Later, when edge cases are identified – the error states, the empty states, the boundary conditions that tend to get designed last – ‘/ux-content’ runs again. Edge cases are where content most often breaks down, and where missing actions are most likely to leave users stranded.
Finally, before design handoff, it runs a full review pass across everything: every screen, every state, every string that will end up in front of a user.
Three touchpoints, three different questions. Early: does the concept’s content hierarchy make sense? Middle: do the edge cases have a clear path forward? Late: is everything ready to build?

That structure matters because content problems look different depending on when you catch them. A hierarchy problem found during concept generation is a design conversation. If the same problem was found during final review, it would become a negotiation about how much is worth changing this late. The earlier content is in the process, the more it can actually shape the experience rather than just describe it.
Context is part of the work, not a nice-to-have
Another problem with string-level AI content design tools is that they often work without context because when you’re just editing strings for style, you don’t really need any context. But real content design does.
What’s the user’s state? What actions are available on this screen? What does user research say about how people think about this feature? What does product data tell us about where users get stuck?
The ‘/ux-content’ skill is designed to pull this context in rather than wait for it. When reviewing a concept, it reads the product spec, strategy documents, and research findings before looking at a single string. When evaluating an error state, it checks whether an action exists in that state before deciding what kind of fix to recommend – because a missing action is a design problem, not a copy problem, and the two require different conversations.

The richest version of this is working directly next to the code. Code is the best content context available: you can see exactly what states exist, what’s wired up, what the product actually does in edge cases. I’ve found missing error states this way – states nobody had written content for because nobody had noticed they existed.

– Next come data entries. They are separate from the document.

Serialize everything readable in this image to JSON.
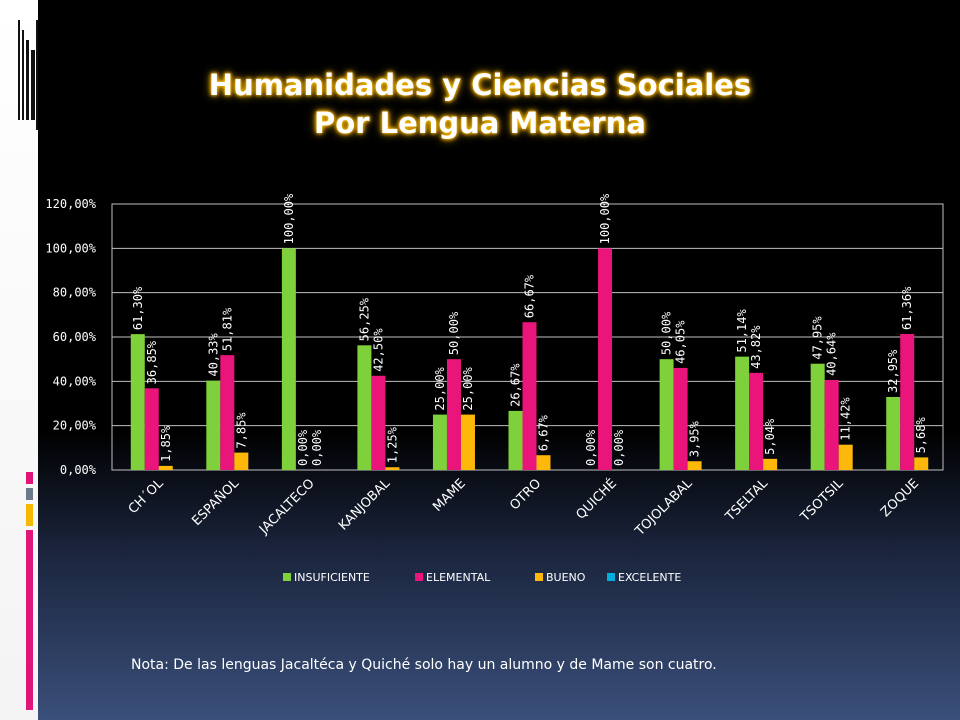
{
  "title": {
    "line1": "Humanidades y Ciencias Sociales",
    "line2": "Por Lengua Materna"
  },
  "note": "Nota: De las lenguas Jacaltéca y Quiché solo hay un alumno y de Mame son cuatro.",
  "colors": {
    "background": "#000000",
    "insuficiente": "#7fd13b",
    "elemental": "#ea157a",
    "bueno": "#feb80a",
    "excelente": "#00addc",
    "accent_pink": "#e0157a",
    "accent_yellow": "#f5b800"
  },
  "chart_data": {
    "type": "bar",
    "title": "",
    "xlabel": "",
    "ylabel": "",
    "ylim": [
      0,
      120
    ],
    "yticks": [
      0,
      20,
      40,
      60,
      80,
      100,
      120
    ],
    "ytick_labels": [
      "0,00%",
      "20,00%",
      "40,00%",
      "60,00%",
      "80,00%",
      "100,00%",
      "120,00%"
    ],
    "grid": true,
    "legend_position": "bottom",
    "categories": [
      "CH´OL",
      "ESPAÑOL",
      "JACALTECO",
      "KANJOBAL",
      "MAME",
      "OTRO",
      "QUICHÉ",
      "TOJOLABAL",
      "TSELTAL",
      "TSOTSIL",
      "ZOQUE"
    ],
    "series": [
      {
        "name": "INSUFICIENTE",
        "color": "#7fd13b",
        "values": [
          61.3,
          40.33,
          100.0,
          56.25,
          25.0,
          26.67,
          0.0,
          50.0,
          51.14,
          47.95,
          32.95
        ],
        "labels": [
          "61,30%",
          "40,33%",
          "100,00%",
          "56,25%",
          "25,00%",
          "26,67%",
          "0,00%",
          "50,00%",
          "51,14%",
          "47,95%",
          "32,95%"
        ]
      },
      {
        "name": "ELEMENTAL",
        "color": "#ea157a",
        "values": [
          36.85,
          51.81,
          0.0,
          42.5,
          50.0,
          66.67,
          100.0,
          46.05,
          43.82,
          40.64,
          61.36
        ],
        "labels": [
          "36,85%",
          "51,81%",
          "0,00%",
          "42,50%",
          "50,00%",
          "66,67%",
          "100,00%",
          "46,05%",
          "43,82%",
          "40,64%",
          "61,36%"
        ]
      },
      {
        "name": "BUENO",
        "color": "#feb80a",
        "values": [
          1.85,
          7.85,
          0.0,
          1.25,
          25.0,
          6.67,
          0.0,
          3.95,
          5.04,
          11.42,
          5.68
        ],
        "labels": [
          "1,85%",
          "7,85%",
          "0,00%",
          "1,25%",
          "25,00%",
          "6,67%",
          "0,00%",
          "3,95%",
          "5,04%",
          "11,42%",
          "5,68%"
        ]
      },
      {
        "name": "EXCELENTE",
        "color": "#00addc",
        "values": [
          0,
          0,
          0,
          0,
          0,
          0,
          0,
          0,
          0,
          0,
          0
        ],
        "labels": []
      }
    ]
  }
}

But code arrives late. By the time it’s ready, the experience is already shaped. That’s why having content at multiple stages matters: early enough to influence decisions, late enough to validate against what was actually built.
Use AI to raise the content design bar
It should go without saying that none of this replaces human judgment. The skill can flag that an error state has no recovery action, but it can’t decide whether that’s a bug or a deliberate design decision. It can identify that three unrelated things are in the same section, but it can’t know whether splitting them is feasible given everything else on the page.
What it can do is raise the floor of what “content reviewed” actually means. If a review can be satisfied by a well-worded screen where the user has no path forward, that’s the bar. If the review requires evidence that the user can actually act – that hierarchy is clear, structure supports the copy, every error state has somewhere to go – that’s a different bar.
Content is infrastructure. The labels, the hierarchy, the presence or absence of an action – these determine whether a user can navigate a product at all. But AI content design tools that optimize tone on an element that shouldn’t exist in the first place aren’t going to move the needle.
We already know this. We’ve known it since Content Design 101. The question is whether we build our tools like we believe it.